Pragmatic Metacognitive Prompting Improves LLM Performance on Sarcasm Detection
Joshua Lee, Wyatt Fong, Alexander Le, Sur Shah, Kevin Han, Kevin Zhu
TL;DR
Sarcasm detection in sentiment analysis is difficult due to nonliteral language. The authors introduce Pragmatic Metacognitive Prompting (PMP), combining pragmatic theories with metacognitive prompting to guide LLMs through reasoning about implied meaning and context, followed by reflection to produce a final judgment.

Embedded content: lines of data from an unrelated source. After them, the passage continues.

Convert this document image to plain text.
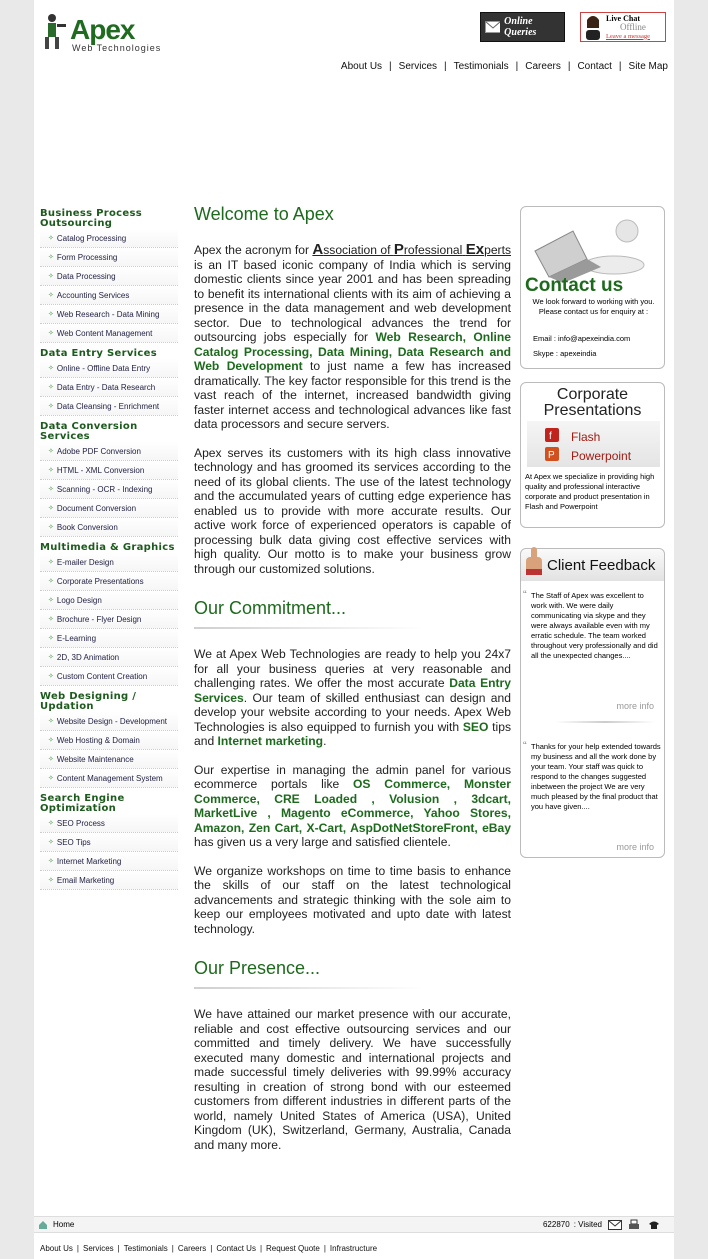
Apex
Web Technologies
Online Queries
Live Chat
Offline
Leave a message
About Us | Services | Testimonials | Careers | Contact | Site Map
Business Process Outsourcing
✧ Catalog Processing
✧ Form Processing
✧ Data Processing
✧ Accounting Services
✧ Web Research - Data Mining
✧ Web Content Management
Data Entry Services
✧ Online - Offline Data Entry
✧ Data Entry - Data Research
✧ Data Cleansing - Enrichment
Data Conversion Services
✧ Adobe PDF Conversion
✧ HTML - XML Conversion
✧ Scanning - OCR - Indexing
✧ Document Conversion
✧ Book Conversion
Multimedia & Graphics
✧ E-mailer Design
✧ Corporate Presentations
✧ Logo Design
✧ Brochure - Flyer Design
✧ E-Learning
✧ 2D, 3D Animation
✧ Custom Content Creation
Web Designing / Updation
✧ Website Design - Development
✧ Web Hosting & Domain
✧ Website Maintenance
✧ Content Management System
Search Engine Optimization
✧ SEO Process
✧ SEO Tips
✧ Internet Marketing
✧ Email Marketing
Welcome to Apex
Apex the acronym for Association of Professional Experts is an IT based iconic company of India which is serving domestic clients since year 2001 and has been spreading to benefit its international clients with its aim of achieving a presence in the data management and web development sector. Due to technological advances the trend for outsourcing jobs especially for Web Research, Online Catalog Processing, Data Mining, Data Research and Web Development to just name a few has increased dramatically. The key factor responsible for this trend is the vast reach of the internet, increased bandwidth giving faster internet access and technological advances like fast data processors and secure servers.
Apex serves its customers with its high class innovative technology and has groomed its services according to the need of its global clients. The use of the latest technology and the accumulated years of cutting edge experience has enabled us to provide with more accurate results. Our active work force of experienced operators is capable of processing bulk data giving cost effective services with high quality. Our motto is to make your business grow through our customized solutions.
Our Commitment...
We at Apex Web Technologies are ready to help you 24x7 for all your business queries at very reasonable and challenging rates. We offer the most accurate Data Entry Services. Our team of skilled enthusiast can design and develop your website according to your needs. Apex Web Technologies is also equipped to furnish you with SEO tips and Internet marketing.
Our expertise in managing the admin panel for various ecommerce portals like OS Commerce, Monster Commerce, CRE Loaded , Volusion , 3dcart, MarketLive , Magento eCommerce, Yahoo Stores, Amazon, Zen Cart, X-Cart, AspDotNetStoreFront, eBay has given us a very large and satisfied clientele.
We organize workshops on time to time basis to enhance the skills of our staff on the latest technological advancements and strategic thinking with the sole aim to keep our employees motivated and upto date with latest technology.
Our Presence...
We have attained our market presence with our accurate, reliable and cost effective outsourcing services and our committed and timely delivery. We have successfully executed many domestic and international projects and made successful timely deliveries with 99.99% accuracy resulting in creation of strong bond with our esteemed customers from different industries in different parts of the world, namely United States of America (USA), United Kingdom (UK), Switzerland, Germany, Australia, Canada and many more.
Contact us
We look forward to working with you. Please contact us for enquiry at :
Email : info@apexeindia.com
Skype : apexeindia
Corporate Presentations
f Flash
P Powerpoint
At Apex we specialize in providing high quality and professional interactive corporate and product presentation in Flash and Powerpoint
Client Feedback
“ The Staff of Apex was excellent to work with. We were daily communicating via skype and they were always available even with my erratic schedule. The team worked throughout very professionally and did all the unexpected changes....
more info
“ Thanks for your help extended towards my business and all the work done by your team. Your staff was quick to respond to the changes suggested inbetween the project We are very much pleased by the final product that you have given....
more info
Home	622870 : Visited
About Us | Services | Testimonials | Careers | Contact Us | Request Quote | Infrastructure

Across benchmarks MUStARD and SemEval-2018 Task 3, PMP achieves state-of-the-art performance with GPT-4o and shows competitive results with other models, outperforming several standard prompting methods. The study demonstrates that integrating linguistic pragmatics and reflective reasoning into prompting can substantially enhance sarcasm detection, suggesting a fruitful direction for future sentiment-analysis research.
Abstract
Sarcasm detection is a significant challenge in sentiment analysis due to the nuanced and context-dependent nature of verbiage. We introduce Pragmatic Metacognitive Prompting (PMP) to improve the performance of Large Language Models (LLMs) in sarcasm detection, which leverages principles from pragmatics and reflection helping LLMs interpret implied meanings, consider contextual cues, and reflect on discrepancies to identify sarcasm. Using state-of-the-art LLMs such as LLaMA-3-8B, GPT-4o, and Claude 3.5 Sonnet, PMP achieves state-of-the-art performance on GPT-4o on MUStARD and SemEval2018. This study demonstrates that integrating pragmatic reasoning and metacognitive strategies into prompting significantly enhances LLMs' ability to detect sarcasm, offering a promising direction for future research in sentiment analysis.